Judge Vaughn seemed to come out of a reverie, and, like everybody, he was visualizing the awful scene in the back room and looking at Pigeon Tony with new, cold eyes. “Mr. Santoro, do you have any further questions?” the judge asked crisply.

“No, Your Honor,” Santoro answered, and Judy went forward.

“I have a single question on redirect, Your Honor,” she said.

“Good,” Judge Vaughn replied grimly, which Judy took as a bad sign. Santoro’s cross had hit home. He had emphasized all the worst parts of Pigeon Tony’s story. The jury looked restless and unhappy. She couldn’t hope to bring them back to the warmth they’d felt for him when he started testifying. There was only one thing she could do, but it needed to be done, and she didn’t know if she could get it from Pigeon Tony.

She cleared her throat. “Pigeon Tony, I have one question for you.”

On the stand, Pigeon Tony raised his small chin, but his eyes remained opaque.

“Pigeon Tony, are you sorry that Angelo Coluzzi is dead?”

Pigeon Tony breathed shallowly, his concave chest rising once, then twice. His mouth moved into a firm, tiny line, and he blinked once, then twice. “Yes, I am sorry,” he said softly.

Judy permitted the word a hang time, as she had with Angelo Coluzzi’s death, and her gaze met Pigeon Tony’s. She locked eyes with him for a minute, keeping him in that moment, remembering the day he’d welled up in court, and his eyes grew shiny again, with remorse restrained enough to ring true. Then she said, “I have no further questions, Your Honor,” and returned to counsel table.

But Santoro was stalking to the podium. “Likewise, I have only one question on recross, Your Honor,” he said, but didn’t wait for Judge Vaughn to nod him on. He reached the podium and fixed a glare at the witness stand. “Mr. Lucia, are you sorry you killed Angelo Coluzzi?”

Pigeon Tony paused only a second. “No.”

“Thank you,” Santoro said quickly and went back to counsel table.

Judy kept an eye on the jury. A juror in the back row looked shocked. Another juror, next to her, had knitted her brow in confusion. Judy considered going up to the podium to mitigate the damage, but she knew Pigeon Tony would tell only the truth: He was sorry Angelo Coluzzi was dead, but he wasn’t sorry he had killed him. Whoever said that the truth, while plain, was easy? Or that human behavior was ever black and white? It gave her an idea.
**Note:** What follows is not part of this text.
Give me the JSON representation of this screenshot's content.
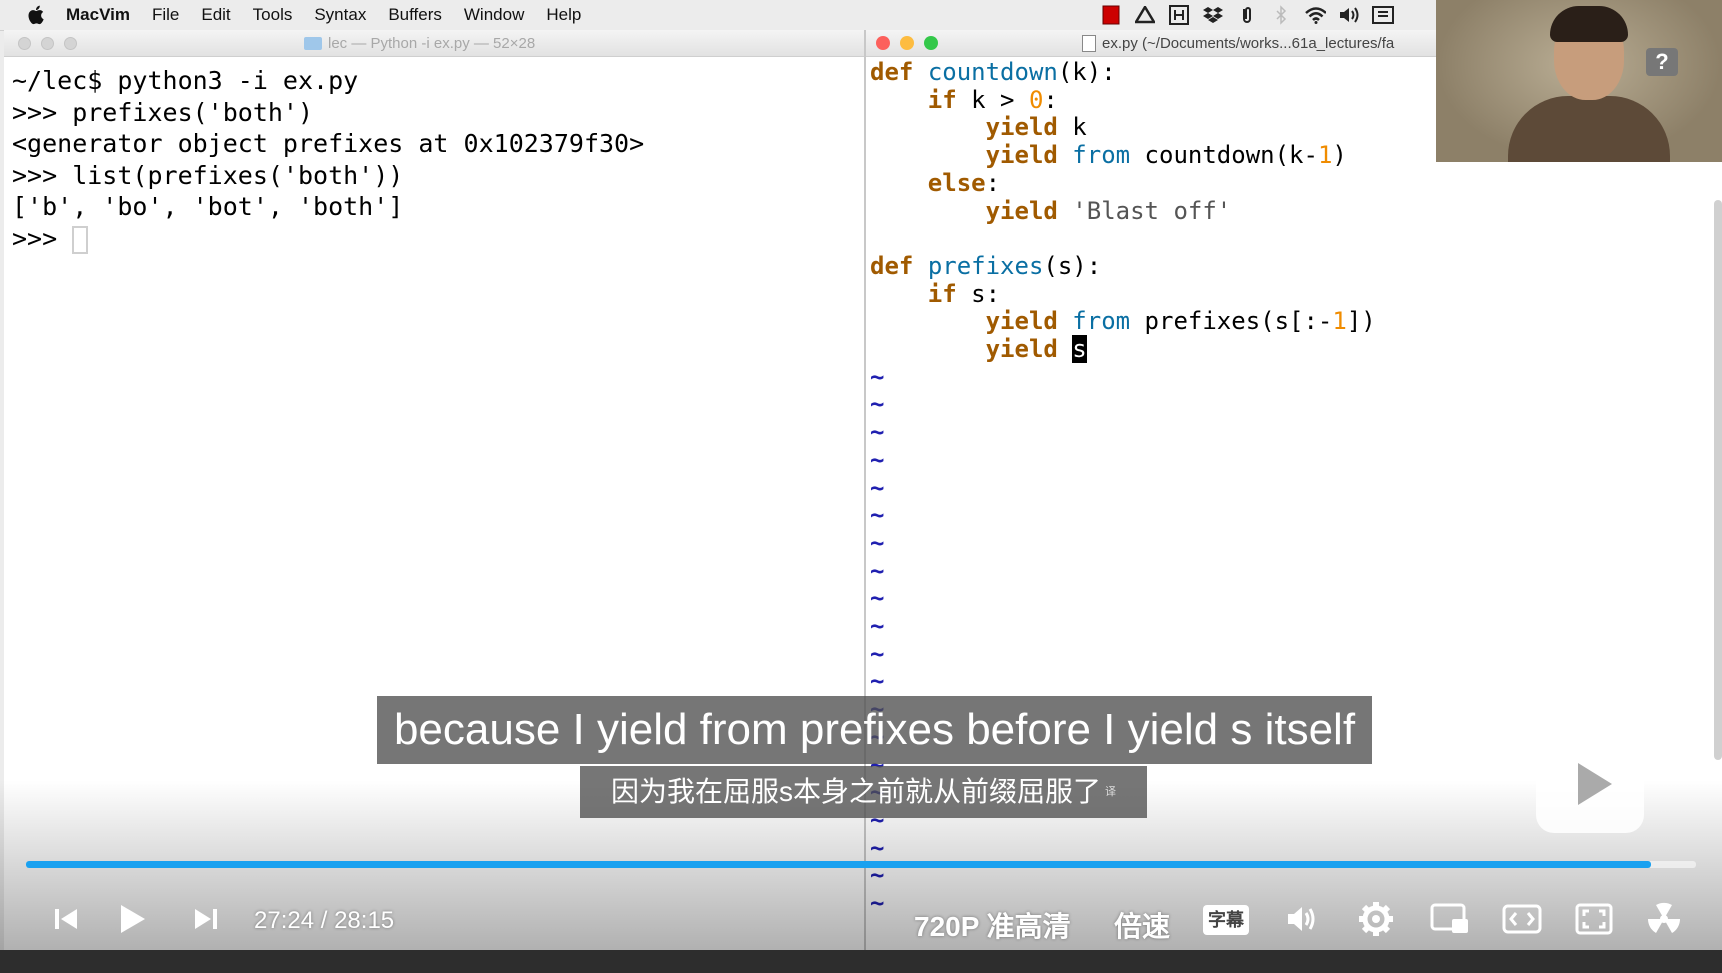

“Ms. Carrier?” Judge Vaughn asked, cocking a questioning eyebrow, but Judy had arrived at a decision and held her head high, with a confidence she didn’t feel.
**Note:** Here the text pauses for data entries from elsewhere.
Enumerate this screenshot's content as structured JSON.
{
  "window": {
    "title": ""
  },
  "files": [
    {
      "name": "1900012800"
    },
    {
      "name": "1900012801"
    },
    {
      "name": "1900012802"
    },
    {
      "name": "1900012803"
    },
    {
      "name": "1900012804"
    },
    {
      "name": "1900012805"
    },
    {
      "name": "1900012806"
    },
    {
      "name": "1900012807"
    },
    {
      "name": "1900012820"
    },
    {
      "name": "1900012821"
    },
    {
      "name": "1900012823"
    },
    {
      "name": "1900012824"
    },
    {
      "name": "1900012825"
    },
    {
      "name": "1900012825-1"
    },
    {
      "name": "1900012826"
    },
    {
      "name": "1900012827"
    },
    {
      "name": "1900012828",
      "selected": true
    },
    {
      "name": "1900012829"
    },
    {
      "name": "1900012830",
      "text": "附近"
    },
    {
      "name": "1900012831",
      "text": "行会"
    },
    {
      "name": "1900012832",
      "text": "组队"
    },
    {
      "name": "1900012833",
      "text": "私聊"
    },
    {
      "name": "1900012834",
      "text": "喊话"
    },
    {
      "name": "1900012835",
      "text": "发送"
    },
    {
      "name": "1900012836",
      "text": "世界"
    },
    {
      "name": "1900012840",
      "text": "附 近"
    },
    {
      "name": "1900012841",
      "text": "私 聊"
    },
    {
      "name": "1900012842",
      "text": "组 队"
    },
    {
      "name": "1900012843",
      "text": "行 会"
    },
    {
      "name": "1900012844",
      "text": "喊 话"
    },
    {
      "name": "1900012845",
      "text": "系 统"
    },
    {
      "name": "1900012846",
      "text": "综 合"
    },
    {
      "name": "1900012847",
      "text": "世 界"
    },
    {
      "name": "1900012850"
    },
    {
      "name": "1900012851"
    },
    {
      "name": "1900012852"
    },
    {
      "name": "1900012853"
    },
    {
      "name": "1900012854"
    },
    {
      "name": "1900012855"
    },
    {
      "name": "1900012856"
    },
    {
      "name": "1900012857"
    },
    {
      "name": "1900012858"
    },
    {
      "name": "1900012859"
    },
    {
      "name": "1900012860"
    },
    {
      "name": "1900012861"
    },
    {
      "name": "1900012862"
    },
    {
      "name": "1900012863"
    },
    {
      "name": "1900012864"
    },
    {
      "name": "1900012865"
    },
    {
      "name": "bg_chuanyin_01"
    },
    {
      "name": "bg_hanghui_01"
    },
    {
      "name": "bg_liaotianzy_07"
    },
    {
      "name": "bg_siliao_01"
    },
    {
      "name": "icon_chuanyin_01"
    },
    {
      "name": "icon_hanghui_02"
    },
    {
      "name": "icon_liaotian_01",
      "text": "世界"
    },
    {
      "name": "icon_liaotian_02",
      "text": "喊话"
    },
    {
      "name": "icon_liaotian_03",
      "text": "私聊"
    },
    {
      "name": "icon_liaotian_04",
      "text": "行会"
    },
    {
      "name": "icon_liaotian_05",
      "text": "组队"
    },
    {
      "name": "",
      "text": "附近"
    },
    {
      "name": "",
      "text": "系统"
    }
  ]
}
“The defense rests, Your Honor,” she said.

They were the hardest words she had ever said, and also something of a lie. Because she was already hatching another plan.

Chapter 48

Judy stood at the head of the table in the courthouse conference room, pitching Plan B to her client. “Pigeon Tony, listen to me. We can still save your life. You know you are charged with murder in the first degree, which is the worst kind of murder there is.”

Si, si,” he answered wearily, almost slumping in the chair across from Judy. He was clearly exhausted from testifying, and the grind of the trial had taken its toll. Frank sat next to him, his expression tense, with an arm around the back of his grandfather’s chair. Bennie listened as she stood with folded arms against the side wall. She had given Judy her blessing for this last-ditch effort.